Did you pay sufficient attention to Trump’s endless executive orders this week? I mean to the fine print about exactly why we need a rule that all apple turnovers must be rectangular, because we have the best apple turnovers, really admirable, the very finest apple turnovers. This is the Trump method. Comment only on issues that exist in those golden overlapping vectors of instantly emotive and totally incidental to the things you’re going to do. Sport is the world’s largest public address system. So Trump often comes wading in here too, from his sub-dom relationship with Gianni Infantino, to Djokovic and Australia via his mouthpiece Elon Musk, who this week condemned Channel Nine news as a “negativity filter”, speaking via a post on his own global negativity filter, also known as X.

This is the key angle on Djokovic right now. Hands off, rabble rousers. Step away. Sport wants its GOAT back. Allow us to consider just his greatness. If only because this is also a very useful exercise in trying to peer through the general veil of bullshit.

And Djokovic is clearly the greatest. There was a lot of numbers talk around the Australian Open about the need to win Grand Slam No 25. Djokovic would have struggled to beat Jannick Sinner in the final, who isn’t 39 years old or falling apart. But it doesn’t really matter. He is already the greatest tennis player, out there operating in absolute defiance of normal physical laws.

And from there he is also arguably the greatest individual sports person, if only because people tend to forget how hard tennis is. Not just for its high speed physics and all-body athleticism, but for the mental aspects. The best bit in Challengers – essentially a film about buttocks with some tennis sprinkled in – is when someone says tennis is about having a relationship, the moments of extreme competition where you come to understand your opponent completely.

This quality was present in Djokovic’s defeat of Alcaraz on Tuesday. Part of his greatness is the ability to learn an opponent mid-match, and only then to work his way up into the Novak Zone, that superhero filter where astonishing timing combines with preternatural agility, where there is suddenly no way of countering this furious, relentlessly fluid substance across the net.

It has been hard to concentrate on this in recent years. Post-Covid Djokovic has entered an awkward space, perceived as some kind of libertarian warlord-highwayman, and hostage to either blanket condemnatory rage or unquestioning hero-worship.

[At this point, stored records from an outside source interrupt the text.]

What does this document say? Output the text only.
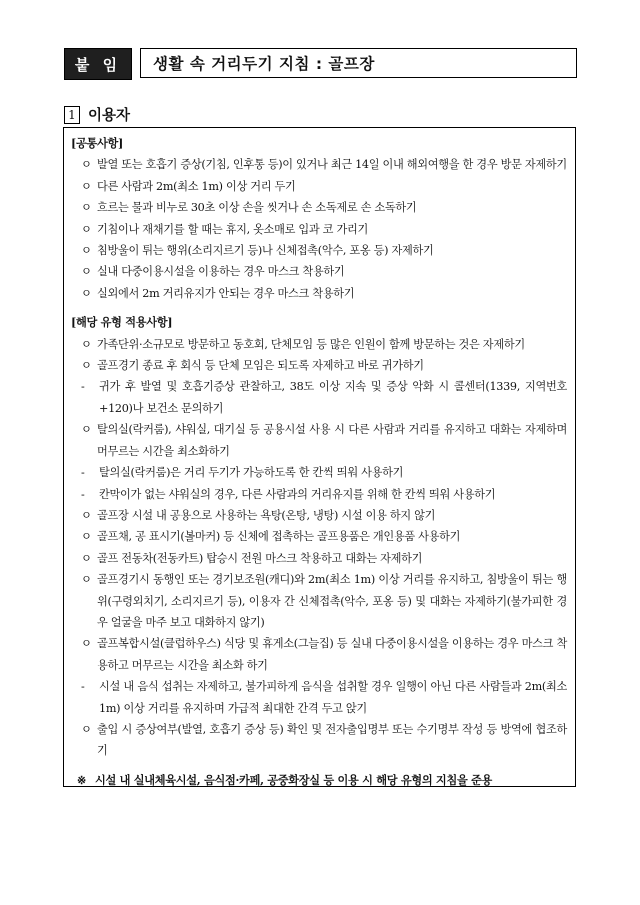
붙 임	생활 속 거리두기 지침 : 골프장
1 이용자
[공통사항]
ㅇ 발열 또는 호흡기 증상(기침, 인후통 등)이 있거나 최근 14일 이내 해외여행을 한 경우 방문 자제하기
ㅇ 다른 사람과 2m(최소 1m) 이상 거리 두기
ㅇ 흐르는 물과 비누로 30초 이상 손을 씻거나 손 소독제로 손 소독하기
ㅇ 기침이나 재채기를 할 때는 휴지, 옷소매로 입과 코 가리기
ㅇ 침방울이 튀는 행위(소리지르기 등)나 신체접촉(악수, 포옹 등) 자제하기
ㅇ 실내 다중이용시설을 이용하는 경우 마스크 착용하기
ㅇ 실외에서 2m 거리유지가 안되는 경우 마스크 착용하기
[해당 유형 적용사항]
ㅇ 가족단위·소규모로 방문하고 동호회, 단체모임 등 많은 인원이 함께 방문하는 것은 자제하기
ㅇ 골프경기 종료 후 회식 등 단체 모임은 되도록 자제하고 바로 귀가하기
-	귀가 후 발열 및 호흡기증상 관찰하고, 38도 이상 지속 및 증상 악화 시 콜센터(1339, 지역번호 +120)나 보건소 문의하기
ㅇ 탈의실(락커룸), 샤워실, 대기실 등 공용시설 사용 시 다른 사람과 거리를 유지하고 대화는 자제하며 머무르는 시간을 최소화하기
-	탈의실(락커룸)은 거리 두기가 가능하도록 한 칸씩 띄워 사용하기
-	칸막이가 없는 샤워실의 경우, 다른 사람과의 거리유지를 위해 한 칸씩 띄워 사용하기
ㅇ 골프장 시설 내 공용으로 사용하는 욕탕(온탕, 냉탕) 시설 이용 하지 않기
ㅇ 골프채, 공 표시기(볼마커) 등 신체에 접촉하는 골프용품은 개인용품 사용하기
ㅇ 골프 전동차(전동카트) 탑승시 전원 마스크 착용하고 대화는 자제하기
ㅇ 골프경기시 동행인 또는 경기보조원(캐디)와 2m(최소 1m) 이상 거리를 유지하고, 침방울이 튀는 행위(구령외치기, 소리지르기 등), 이용자 간 신체접촉(악수, 포옹 등) 및 대화는 자제하기(불가피한 경우 얼굴을 마주 보고 대화하지 않기)
ㅇ 골프복합시설(클럽하우스) 식당 및 휴게소(그늘집) 등 실내 다중이용시설을 이용하는 경우 마스크 착용하고 머무르는 시간을 최소화 하기
-	시설 내 음식 섭취는 자제하고, 불가피하게 음식을 섭취할 경우 일행이 아닌 다른 사람들과 2m(최소 1m) 이상 거리를 유지하며 가급적 최대한 간격 두고 앉기
ㅇ 출입 시 증상여부(발열, 호흡기 증상 등) 확인 및 전자출입명부 또는 수기명부 작성 등 방역에 협조하기
※ 시설 내 실내체육시설, 음식점·카페, 공중화장실 등 이용 시 해당 유형의 지침을 준용
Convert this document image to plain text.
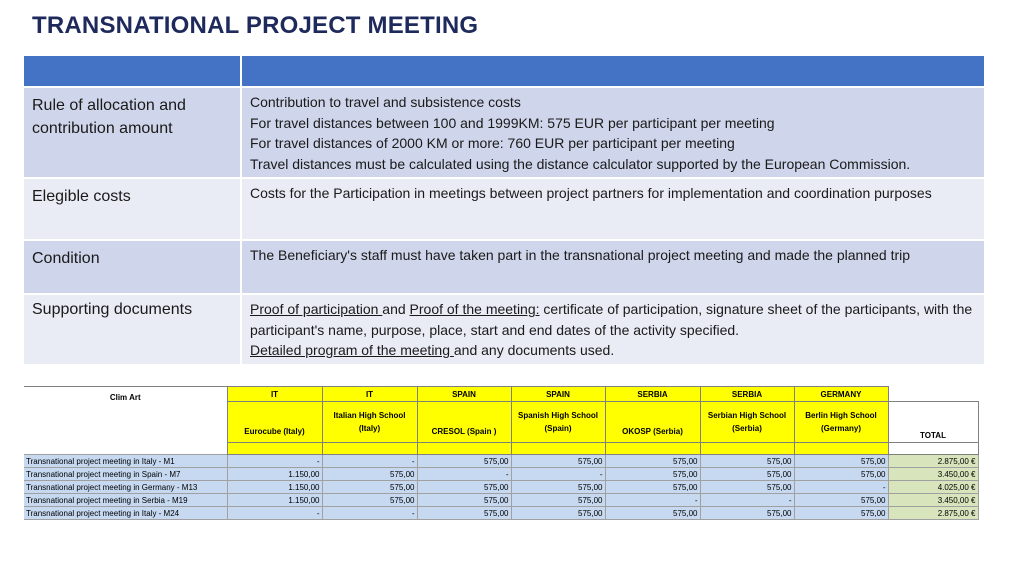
TRANSNATIONAL PROJECT MEETING

Rule of allocation and contribution amount	Contribution to travel and subsistence costs
For travel distances between 100 and 1999KM: 575 EUR per participant per meeting
For travel distances of 2000 KM or more: 760 EUR per participant per meeting
Travel distances must be calculated using the distance calculator supported by the European Commission.

Elegible costs	Costs for the Participation in meetings between project partners for implementation and coordination purposes
Condition	The Beneficiary's staff must have taken part in the transnational project meeting and made the planned trip
Supporting documents	Proof of participation and Proof of the meeting: certificate of participation, signature sheet of the participants, with the participant's name, purpose, place, start and end dates of the activity specified.
Detailed program of the meeting and any documents used.
Clim Art	IT	IT	SPAIN	SPAIN	SERBIA	SERBIA	GERMANY	
	Eurocube (Italy)	Italian High School (Italy)	CRESOL (Spain )	Spanish High School (Spain)	OKOSP (Serbia)	Serbian High School (Serbia)	Berlin High School (Germany)	TOTAL

Transnational project meeting in Italy - M1	-	-	575,00	575,00	575,00	575,00	575,00	2.875,00 €
Transnational project meeting in Spain - M7	1.150,00	575,00	-	-	575,00	575,00	575,00	3.450,00 €
Transnational project meeting in Germany - M13	1.150,00	575,00	575,00	575,00	575,00	575,00	-	4.025,00 €
Transnational project meeting in Serbia - M19	1.150,00	575,00	575,00	575,00	-	-	575,00	3.450,00 €
Transnational project meeting in Italy - M24	-	-	575,00	575,00	575,00	575,00	575,00	2.875,00 €
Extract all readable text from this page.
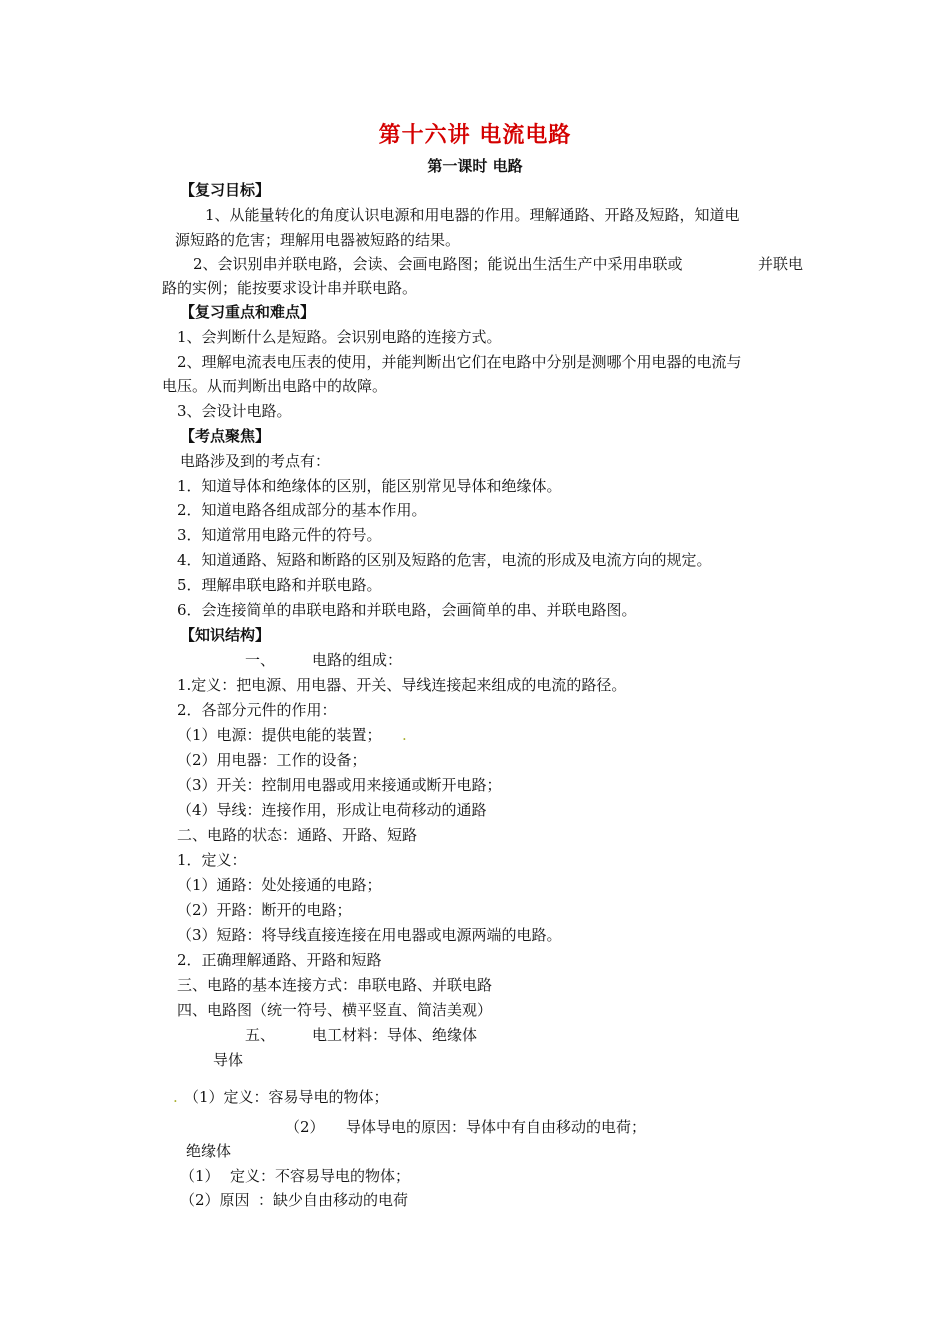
第十六讲 电流电路
第一课时 电路
【复习目标】
1、从能量转化的角度认识电源和用电器的作用。理解通路、开路及短路，知道电
源短路的危害；理解用电器被短路的结果。
2、会识别串并联电路，会读、会画电路图；能说出生活生产中采用串联或	并联电
路的实例；能按要求设计串并联电路。
【复习重点和难点】
1、会判断什么是短路。会识别电路的连接方式。
2、理解电流表电压表的使用，并能判断出它们在电路中分别是测哪个用电器的电流与
电压。从而判断出电路中的故障。
3、会设计电路。
【考点聚焦】
电路涉及到的考点有：
1．知道导体和绝缘体的区别，能区别常见导体和绝缘体。
2．知道电路各组成部分的基本作用。
3．知道常用电路元件的符号。
4．知道通路、短路和断路的区别及短路的危害，电流的形成及电流方向的规定。
5．理解串联电路和并联电路。
6．会连接简单的串联电路和并联电路，会画简单的串、并联电路图。
【知识结构】
一、 电路的组成：
1.定义：把电源、用电器、开关、导线连接起来组成的电流的路径。
2．各部分元件的作用：
（1）电源：提供电能的装置； .
（2）用电器：工作的设备；
（3）开关：控制用电器或用来接通或断开电路；
（4）导线：连接作用，形成让电荷移动的通路
二、电路的状态：通路、开路、短路
1．定义：
（1）通路：处处接通的电路；
（2）开路：断开的电路；
（3）短路：将导线直接连接在用电器或电源两端的电路。
2．正确理解通路、开路和短路
三、电路的基本连接方式：串联电路、并联电路
四、电路图（统一符号、横平竖直、简洁美观）
五、 电工材料：导体、绝缘体
导体
. （1）定义：容易导电的物体；
（2） 导体导电的原因：导体中有自由移动的电荷；
绝缘体
（1） 定义：不容易导电的物体；
（2）原因 ：缺少自由移动的电荷
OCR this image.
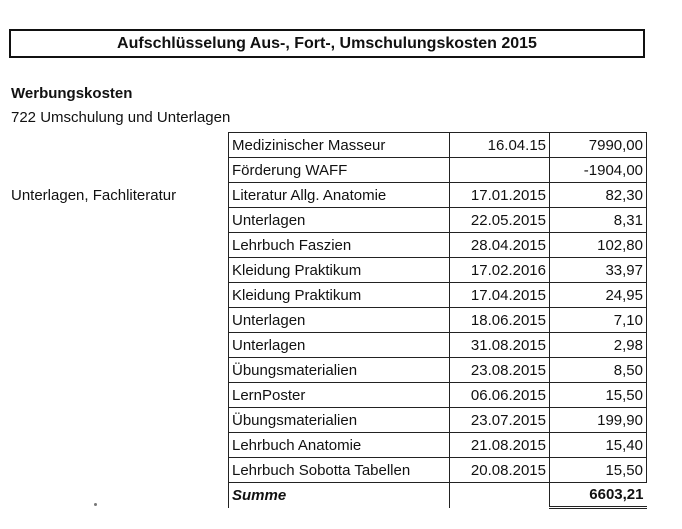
Aufschlüsselung Aus-, Fort-, Umschulungskosten 2015
Werbungskosten
722 Umschulung und Unterlagen
Unterlagen, Fachliteratur
Medizinischer Masseur	16.04.15	7990,00
Förderung WAFF		-1904,00
Literatur Allg. Anatomie	17.01.2015	82,30
Unterlagen	22.05.2015	8,31
Lehrbuch Faszien	28.04.2015	102,80
Kleidung Praktikum	17.02.2016	33,97
Kleidung Praktikum	17.04.2015	24,95
Unterlagen	18.06.2015	7,10
Unterlagen	31.08.2015	2,98
Übungsmaterialien	23.08.2015	8,50
LernPoster	06.06.2015	15,50
Übungsmaterialien	23.07.2015	199,90
Lehrbuch Anatomie	21.08.2015	15,40
Lehrbuch Sobotta Tabellen	20.08.2015	15,50
Summe		6603,21
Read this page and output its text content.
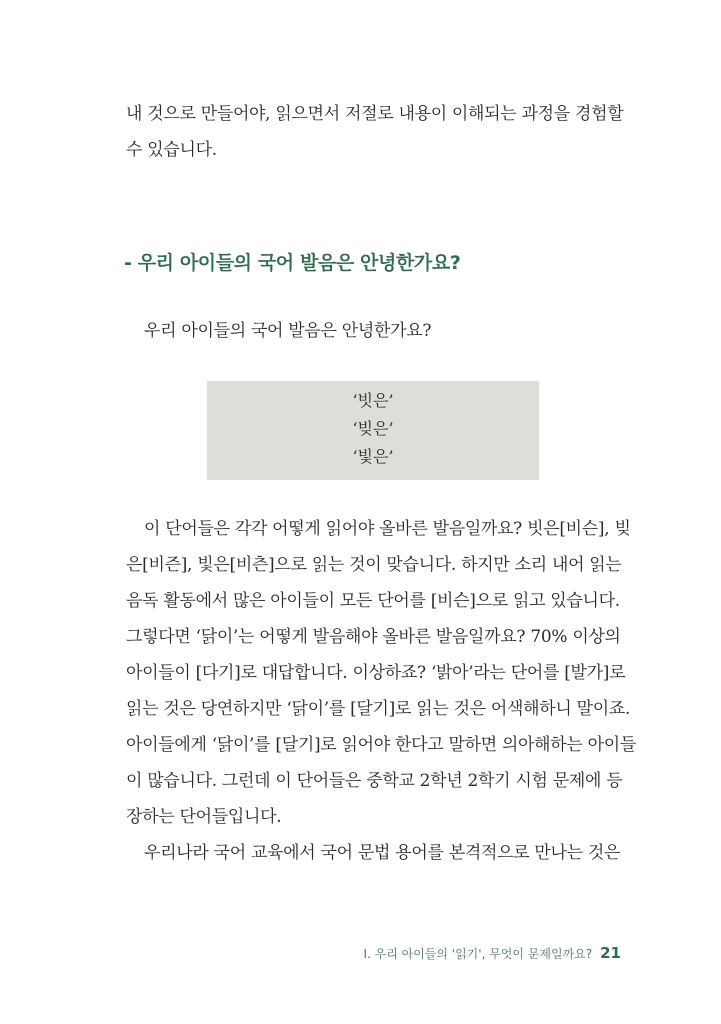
내 것으로 만들어야, 읽으면서 저절로 내용이 이해되는 과정을 경험할
수 있습니다.

- 우리 아이들의 국어 발음은 안녕한가요?

우리 아이들의 국어 발음은 안녕한가요?

‘빗은’
‘빚은’
‘빛은’

이 단어들은 각각 어떻게 읽어야 올바른 발음일까요? 빗은[비슨], 빚
은[비즌], 빛은[비츤]으로 읽는 것이 맞습니다. 하지만 소리 내어 읽는
음독 활동에서 많은 아이들이 모든 단어를 [비슨]으로 읽고 있습니다.
그렇다면 ‘닭이’는 어떻게 발음해야 올바른 발음일까요? 70% 이상의
아이들이 [다기]로 대답합니다. 이상하죠? ‘밝아’라는 단어를 [발가]로
읽는 것은 당연하지만 ‘닭이’를 [달기]로 읽는 것은 어색해하니 말이죠.
아이들에게 ‘닭이’를 [달기]로 읽어야 한다고 말하면 의아해하는 아이들
이 많습니다. 그런데 이 단어들은 중학교 2학년 2학기 시험 문제에 등
장하는 단어들입니다.
우리나라 국어 교육에서 국어 문법 용어를 본격적으로 만나는 것은

I. 우리 아이들의 '읽기', 무엇이 문제일까요? 21
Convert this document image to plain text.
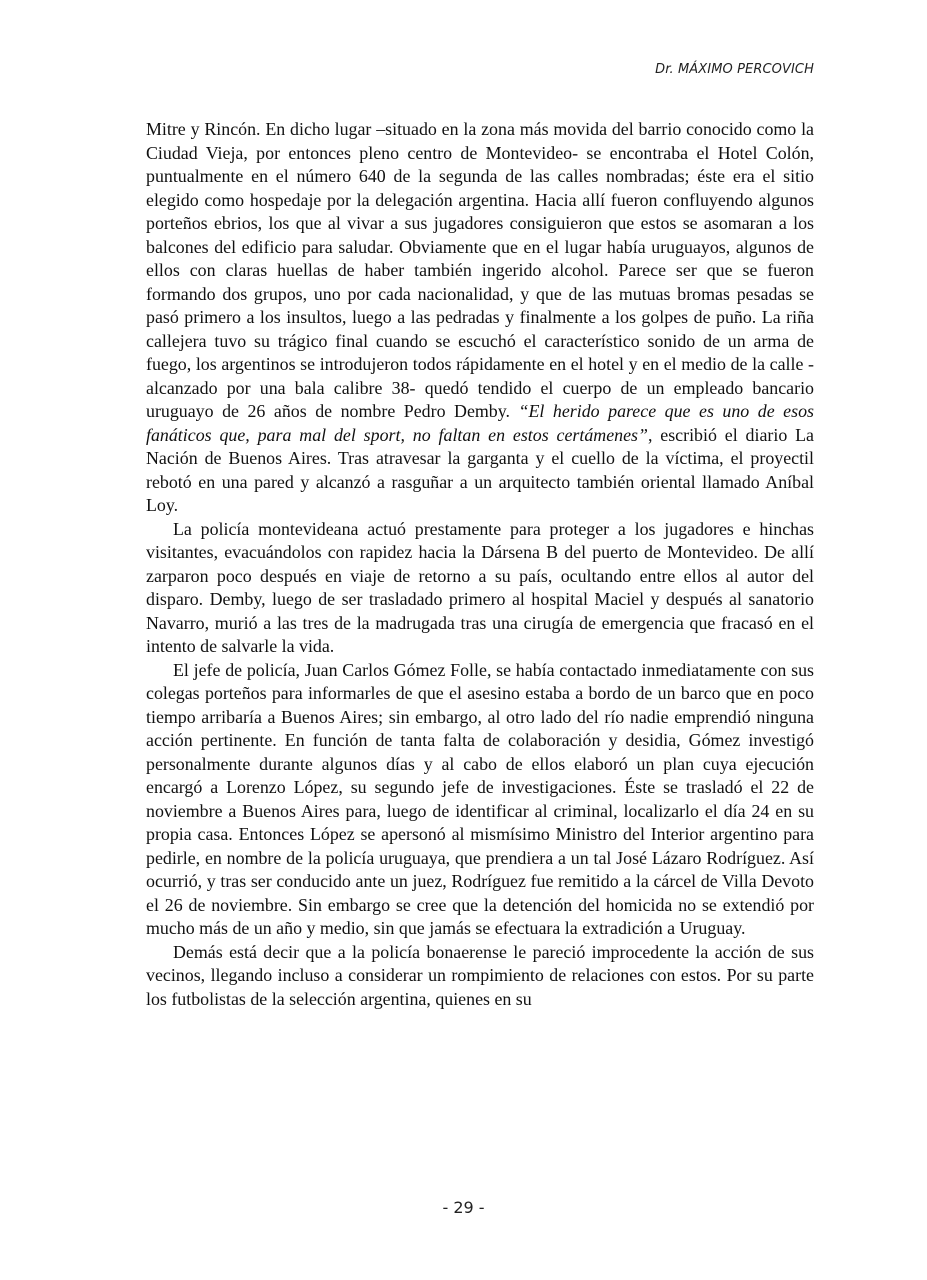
Dr. MÁXIMO PERCOVICH

Mitre y Rincón. En dicho lugar –situado en la zona más movida del barrio conocido como la Ciudad Vieja, por entonces pleno centro de Montevideo- se encontraba el Hotel Colón, puntualmente en el número 640 de la segunda de las calles nombradas; éste era el sitio elegido como hospedaje por la delegación argentina. Hacia allí fueron confluyendo algunos porteños ebrios, los que al vivar a sus jugadores consiguieron que estos se asomaran a los balcones del edificio para saludar. Obviamente que en el lugar había uruguayos, algunos de ellos con claras huellas de haber también ingerido alcohol. Parece ser que se fueron formando dos grupos, uno por cada nacionalidad, y que de las mutuas bromas pesadas se pasó primero a los insultos, luego a las pedradas y finalmente a los golpes de puño. La riña callejera tuvo su trágico final cuando se escuchó el característico sonido de un arma de fuego, los argentinos se introdujeron todos rápidamente en el hotel y en el medio de la calle -alcanzado por una bala calibre 38- quedó tendido el cuerpo de un empleado bancario uruguayo de 26 años de nombre Pedro Demby. “El herido parece que es uno de esos fanáticos que, para mal del sport, no faltan en estos certámenes”, escribió el diario La Nación de Buenos Aires. Tras atravesar la garganta y el cuello de la víctima, el proyectil rebotó en una pared y alcanzó a rasguñar a un arquitecto también oriental llamado Aníbal Loy.

La policía montevideana actuó prestamente para proteger a los jugadores e hinchas visitantes, evacuándolos con rapidez hacia la Dársena B del puerto de Montevideo. De allí zarparon poco después en viaje de retorno a su país, ocultando entre ellos al autor del disparo. Demby, luego de ser trasladado primero al hospital Maciel y después al sanatorio Navarro, murió a las tres de la madrugada tras una cirugía de emergencia que fracasó en el intento de salvarle la vida.

El jefe de policía, Juan Carlos Gómez Folle, se había contactado inmediatamente con sus colegas porteños para informarles de que el asesino estaba a bordo de un barco que en poco tiempo arribaría a Buenos Aires; sin embargo, al otro lado del río nadie emprendió ninguna acción pertinente. En función de tanta falta de colaboración y desidia, Gómez investigó personalmente durante algunos días y al cabo de ellos elaboró un plan cuya ejecución encargó a Lorenzo López, su segundo jefe de investigaciones. Éste se trasladó el 22 de noviembre a Buenos Aires para, luego de identificar al criminal, localizarlo el día 24 en su propia casa. Entonces López se apersonó al mismísimo Ministro del Interior argentino para pedirle, en nombre de la policía uruguaya, que prendiera a un tal José Lázaro Rodríguez. Así ocurrió, y tras ser conducido ante un juez, Rodríguez fue remitido a la cárcel de Villa Devoto el 26 de noviembre. Sin embargo se cree que la detención del homicida no se extendió por mucho más de un año y medio, sin que jamás se efectuara la extradición a Uruguay.

Demás está decir que a la policía bonaerense le pareció improcedente la acción de sus vecinos, llegando incluso a considerar un rompimiento de relaciones con estos. Por su parte los futbolistas de la selección argentina, quienes en su

- 29 -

In reality the vaccine refusal wasn’t bound up in any coherent political thought. It was more a personal foible, related to his obsession with intake and purity. Djokovic has never condemned vaccines as an alien paedo-ring conspiracy, or talked about a global witch supremacy intent on chem-trailing the woke virus into your water supply.

He is basically a nerd, a sui generis but also very modern figure, obsessed with diet and wellness. He’s into people in robes talking about energy, goggles that block out the energy from plug sockets, filtering your water through grass-fed stick insect legs. From that peculiar place he has been scooped up by opportunists, hoist as a very blunt figurehead in the wider war between trust, autonomy, freedom-stuff, secret elites and all the other shit on the internet.

It feels politically radical at this stage, a break from the phoney wars, to say can we just appreciate Djokovic for what he is, the greatest at his sport and perhaps at any individual sport. Australia has been the main stage for those fraught final years. Perhaps that round of applause in Melbourne really could be an agreeably human final note.